The primary purpose of NRE Labs is to provide education on modern network engineering and automation principles. So, while this purpose is often accomplished by including specific tools, software, or other technologies, let us not lose sight of this over-arching mission.
That said, one of the biggest benefits of the NRE Labs platform is to use real software in real environments, spun up on demand, to provide compelling interactive experiences in which this learning can take place. In NRE Labs, we accomplish this through Endpoint Images. These are pre-built docker images that we reference from Lesson definitions to power the learner experience.
If you're looking for technical details on how Endpoint images work, and how to create or add them to the curriculum, please head on over to the Images object reference. The remainder of this document will instead help you understand the higher-level process for dealing with Images within the NRE Labs curriculum, and answer some frequently-asked questions.
NRE Labs curriculum images are where all the complexity lies. To make things easy for the learner, we have to take on a lot of the complexity that would normally be on their plate, and instead do it ourselves using prebuilt Docker images, and other tools like endpoint configuration. As a content author, you should be aware that if you choose to go this direction, you need to be willing and able to shoulder this complexity.
In general, new curriculum content like Lessons should take advantage of the Endpoint images that already exist. Images are not meant to be used once, for one lesson - they are meant to be standalone resources that could be used in multiple lessons as the need arises.
There are a few options you should consider before you decide to create a new image. They are, in order:
There are a number of existing images that are designed to be very multi-purpose. For instance, the
utility image comes with Python and a bunch of automation-related libraries pre-installed.
If you just want to share some basic files or scripts into the lesson environment, consider using an existing image like
utility, and using NRE Labs' built-in directory mapping to make those files available.
Maybe there's an existing image that's just missing a dependency. Consider augmenting an existing image, by simply adding a step to that image's
Dockerfile, or maybe a
requirements.txt file if applicable.
If none of these options work for you, read on to create a new image
Currently the best place to see details on existing images is to look at the NRE Labs curriculum repository manually. In the future, we'll have some better tooling around this.
If you got to the end of this list and have decided to create a new image or augment an existing one, you should open a Pull Request first, before you contribute any lesson content that would use it. See the Images reference for instructions on what goes into this. Note that in the pull request for your image, a maintainer may likely request that you provide an outline of your intended lesson, so they can also understand why a new image was needed.

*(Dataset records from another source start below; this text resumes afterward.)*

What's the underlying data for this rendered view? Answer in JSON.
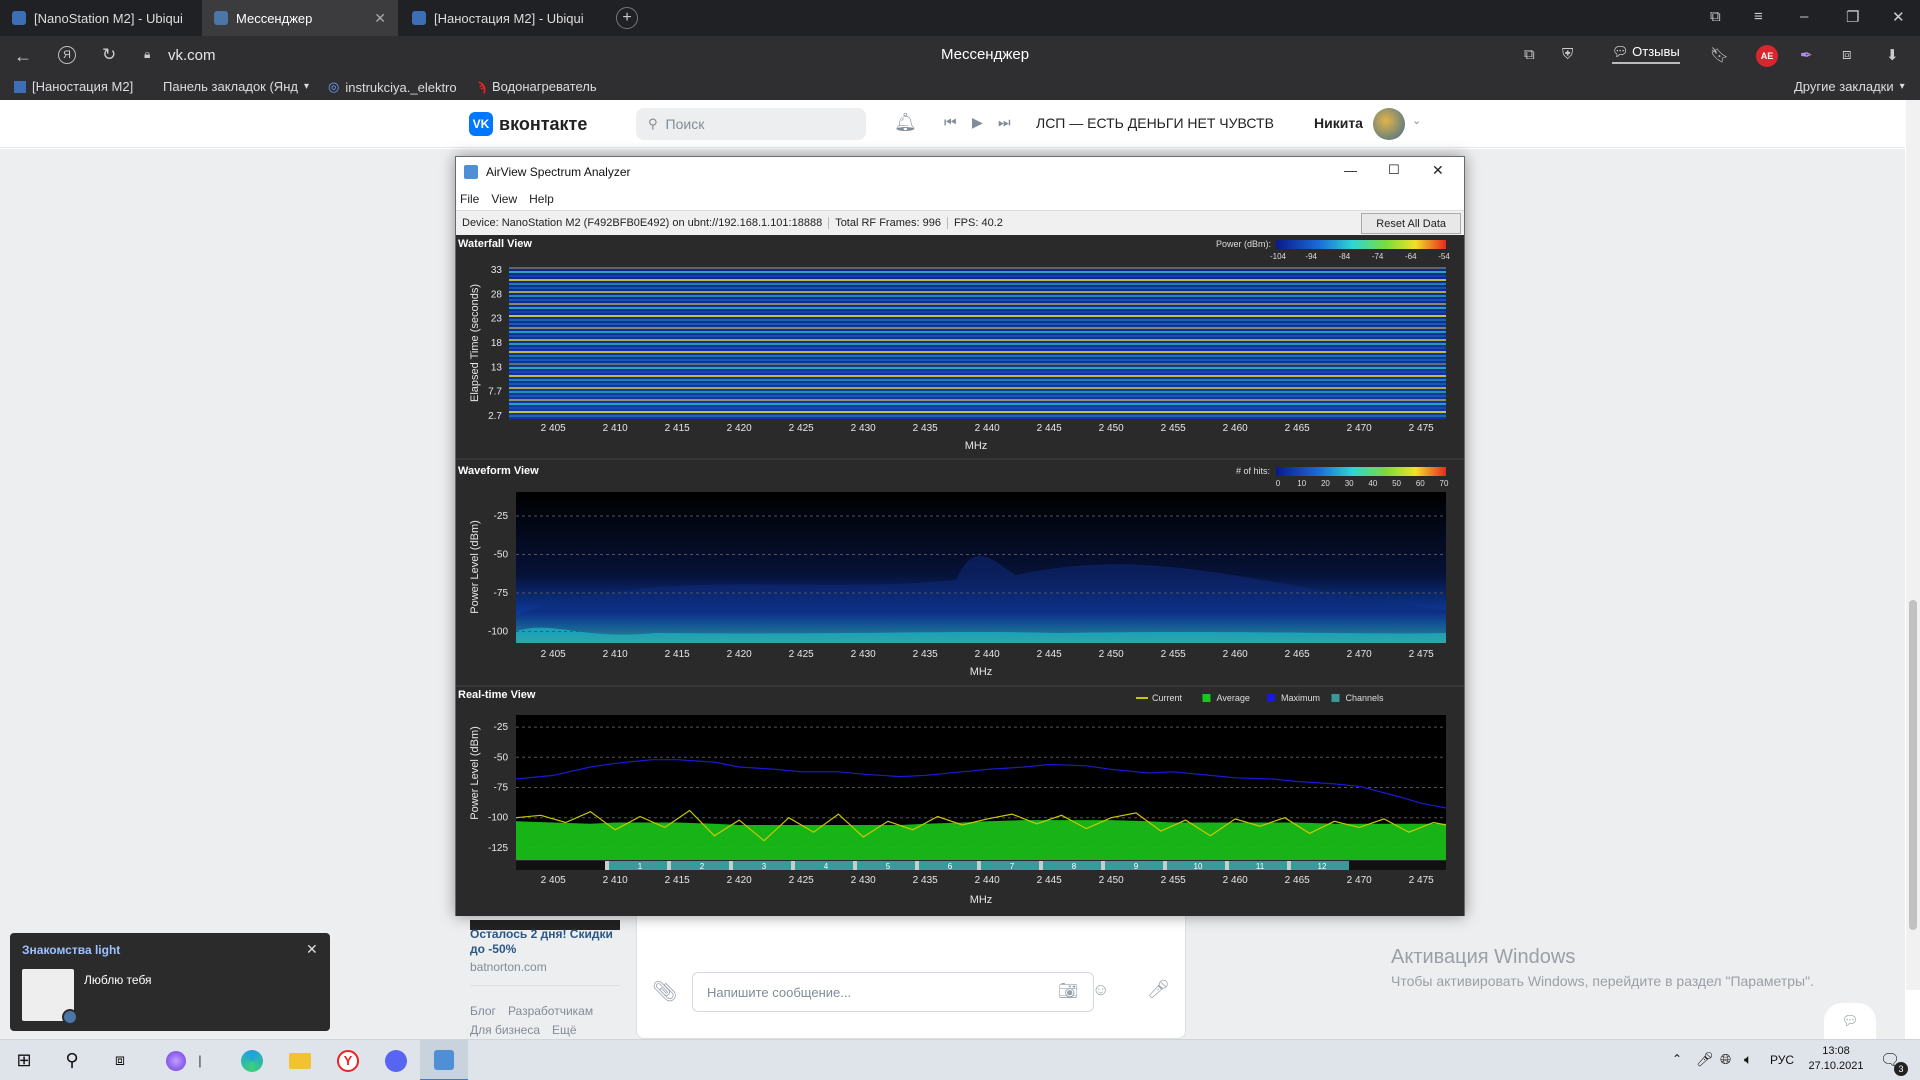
{
  "browser": {
    "tabs": [
      {
        "label": "[NanoStation M2] - Ubiqui",
        "active": false
      },
      {
        "label": "Мессенджер",
        "active": true
      },
      {
        "label": "[Наностация M2] - Ubiqui",
        "active": false
      }
    ],
    "address": "vk.com",
    "page_title": "Мессенджер",
    "feedback": "Отзывы",
    "badge": "AE",
    "bookmarks": [
      "[Наностация M2]",
      "Панель закладок (Янд",
      "instrukciya._elektro",
      "Водонагреватель"
    ],
    "other_bookmarks": "Другие закладки"
  },
  "vk": {
    "logo": "вконтакте",
    "search_placeholder": "Поиск",
    "track": "ЛСП — ЕСТЬ ДЕНЬГИ НЕТ ЧУВСТВ",
    "user_name": "Никита",
    "ad_title": "Осталось 2 дня! Скидки до -50%",
    "ad_domain": "batnorton.com",
    "footer": [
      "Блог",
      "Разработчикам",
      "Для бизнеса",
      "Ещё"
    ],
    "message_placeholder": "Напишите сообщение..."
  },
  "app": {
    "title": "AirView Spectrum Analyzer",
    "menu": [
      "File",
      "View",
      "Help"
    ],
    "device": "Device: NanoStation M2 (F492BFB0E492) on ubnt://192.168.1.101:18888",
    "frames": "Total RF Frames: 996",
    "fps": "FPS: 40.2",
    "reset": "Reset All Data",
    "waterfall_title": "Waterfall View",
    "waveform_title": "Waveform View",
    "realtime_title": "Real-time View",
    "power_label": "Power (dBm):",
    "hits_label": "# of hits:",
    "mhz": "MHz"
  },
  "chart_data": [
    {
      "type": "heatmap",
      "title": "Waterfall View",
      "xlabel": "MHz",
      "ylabel": "Elapsed Time (seconds)",
      "x_ticks": [
        "2 405",
        "2 410",
        "2 415",
        "2 420",
        "2 425",
        "2 430",
        "2 435",
        "2 440",
        "2 445",
        "2 450",
        "2 455",
        "2 460",
        "2 465",
        "2 470",
        "2 475"
      ],
      "y_ticks": [
        "33",
        "28",
        "23",
        "18",
        "13",
        "7.7",
        "2.7"
      ],
      "legend_label": "Power (dBm):",
      "legend_ticks": [
        "-104",
        "-94",
        "-84",
        "-74",
        "-64",
        "-54"
      ]
    },
    {
      "type": "heatmap",
      "title": "Waveform View",
      "xlabel": "MHz",
      "ylabel": "Power Level (dBm)",
      "x_ticks": [
        "2 405",
        "2 410",
        "2 415",
        "2 420",
        "2 425",
        "2 430",
        "2 435",
        "2 440",
        "2 445",
        "2 450",
        "2 455",
        "2 460",
        "2 465",
        "2 470",
        "2 475"
      ],
      "y_ticks": [
        "-25",
        "-50",
        "-75",
        "-100"
      ],
      "legend_label": "# of hits:",
      "legend_ticks": [
        "0",
        "10",
        "20",
        "30",
        "40",
        "50",
        "60",
        "70"
      ]
    },
    {
      "type": "line",
      "title": "Real-time View",
      "xlabel": "MHz",
      "ylabel": "Power Level (dBm)",
      "x_ticks": [
        "2 405",
        "2 410",
        "2 415",
        "2 420",
        "2 425",
        "2 430",
        "2 435",
        "2 440",
        "2 445",
        "2 450",
        "2 455",
        "2 460",
        "2 465",
        "2 470",
        "2 475"
      ],
      "y_ticks": [
        "-25",
        "-50",
        "-75",
        "-100",
        "-125"
      ],
      "legend": [
        "Current",
        "Average",
        "Maximum",
        "Channels"
      ],
      "channels": [
        "1",
        "2",
        "3",
        "4",
        "5",
        "6",
        "7",
        "8",
        "9",
        "10",
        "11",
        "12"
      ],
      "xlim": [
        2402,
        2477
      ],
      "ylim": [
        -135,
        -15
      ],
      "series": [
        {
          "name": "Maximum",
          "x": [
            2402,
            2405,
            2408,
            2410,
            2413,
            2415,
            2418,
            2420,
            2423,
            2425,
            2428,
            2430,
            2433,
            2435,
            2438,
            2440,
            2443,
            2445,
            2448,
            2450,
            2453,
            2455,
            2458,
            2460,
            2463,
            2465,
            2468,
            2470,
            2473,
            2475,
            2477
          ],
          "y": [
            -68,
            -65,
            -58,
            -55,
            -52,
            -52,
            -54,
            -58,
            -60,
            -62,
            -62,
            -64,
            -66,
            -65,
            -62,
            -60,
            -58,
            -56,
            -57,
            -60,
            -63,
            -62,
            -65,
            -67,
            -68,
            -70,
            -72,
            -74,
            -82,
            -88,
            -92
          ]
        },
        {
          "name": "Average",
          "x": [
            2402,
            2405,
            2408,
            2410,
            2413,
            2415,
            2418,
            2420,
            2423,
            2425,
            2428,
            2430,
            2433,
            2435,
            2438,
            2440,
            2443,
            2445,
            2448,
            2450,
            2453,
            2455,
            2458,
            2460,
            2463,
            2465,
            2468,
            2470,
            2473,
            2475,
            2477
          ],
          "y": [
            -103,
            -104,
            -105,
            -104,
            -104,
            -104,
            -105,
            -106,
            -106,
            -106,
            -106,
            -106,
            -106,
            -105,
            -104,
            -103,
            -102,
            -102,
            -102,
            -102,
            -103,
            -104,
            -104,
            -104,
            -104,
            -104,
            -105,
            -105,
            -105,
            -105,
            -105
          ]
        },
        {
          "name": "Current",
          "x": [
            2402,
            2404,
            2406,
            2408,
            2410,
            2412,
            2414,
            2416,
            2418,
            2420,
            2422,
            2424,
            2426,
            2428,
            2430,
            2432,
            2434,
            2436,
            2438,
            2440,
            2442,
            2444,
            2446,
            2448,
            2450,
            2452,
            2454,
            2456,
            2458,
            2460,
            2462,
            2464,
            2466,
            2468,
            2470,
            2472,
            2474,
            2476,
            2477
          ],
          "y": [
            -100,
            -98,
            -104,
            -95,
            -110,
            -99,
            -108,
            -94,
            -115,
            -102,
            -119,
            -100,
            -112,
            -97,
            -116,
            -103,
            -110,
            -99,
            -106,
            -101,
            -97,
            -105,
            -98,
            -109,
            -100,
            -96,
            -111,
            -102,
            -115,
            -101,
            -107,
            -100,
            -113,
            -103,
            -108,
            -101,
            -112,
            -104,
            -106
          ]
        }
      ]
    }
  ],
  "notification": {
    "title": "Знакомства light",
    "text": "Люблю тебя"
  },
  "windows": {
    "watermark_title": "Активация Windows",
    "watermark_text": "Чтобы активировать Windows, перейдите в раздел \"Параметры\"."
  },
  "taskbar": {
    "lang": "РУС",
    "time": "13:08",
    "date": "27.10.2021",
    "notif_count": "3"
  }
}
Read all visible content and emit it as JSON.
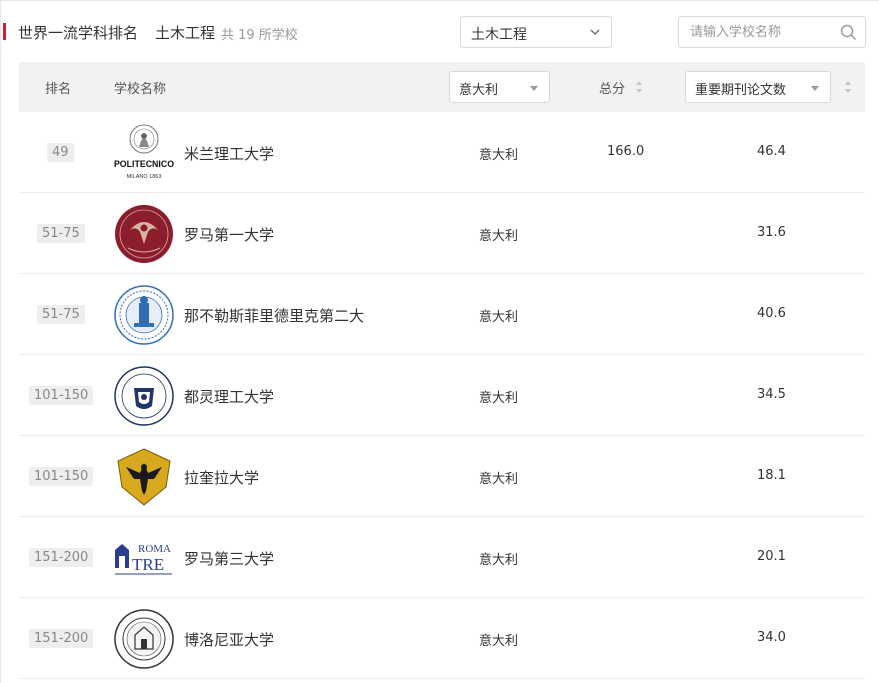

NRE Labs is aimed at educating about modern infrastructure engineering processes. While open source has had a dramatic impact on this space over the last decade, which is well-represented by the presence of open-source in the NRE Labs curriculum, it's not possible for the NRE Labs project to only include open source software. Most infrastructure professionals are not able to avoid commercial software entirely, and neither can this curriculum.
All commercial software in the curriculum will continue to adhere to the Curriculum Quality Standards. Whether open source or commercial, the technology is never the sole focus of the content - it is the skill-sets that a learner can acquire. While we'll continue to have a healthy mix of open and closed software, no matter what, the focus will be on the content and improving the skills of the infrastructure professional.
All contributions that adhere to the spirit of the project are welcome. We already have network operating systems from Juniper, and Cumulus Networks (with more on the way), and software from Red Hat Ansible. This is in addition to the myriad of open source tools and projects that are heavily featured in our curriculum.
Commercial software that has been contributed doesn't have to be publicly downloadable. We have mechanisms in place that allow us to control where the commercial software is distributed, giving the learner access to the software only through the NRE Labs portal. Reach out to us via the community forums or via email for more details on this.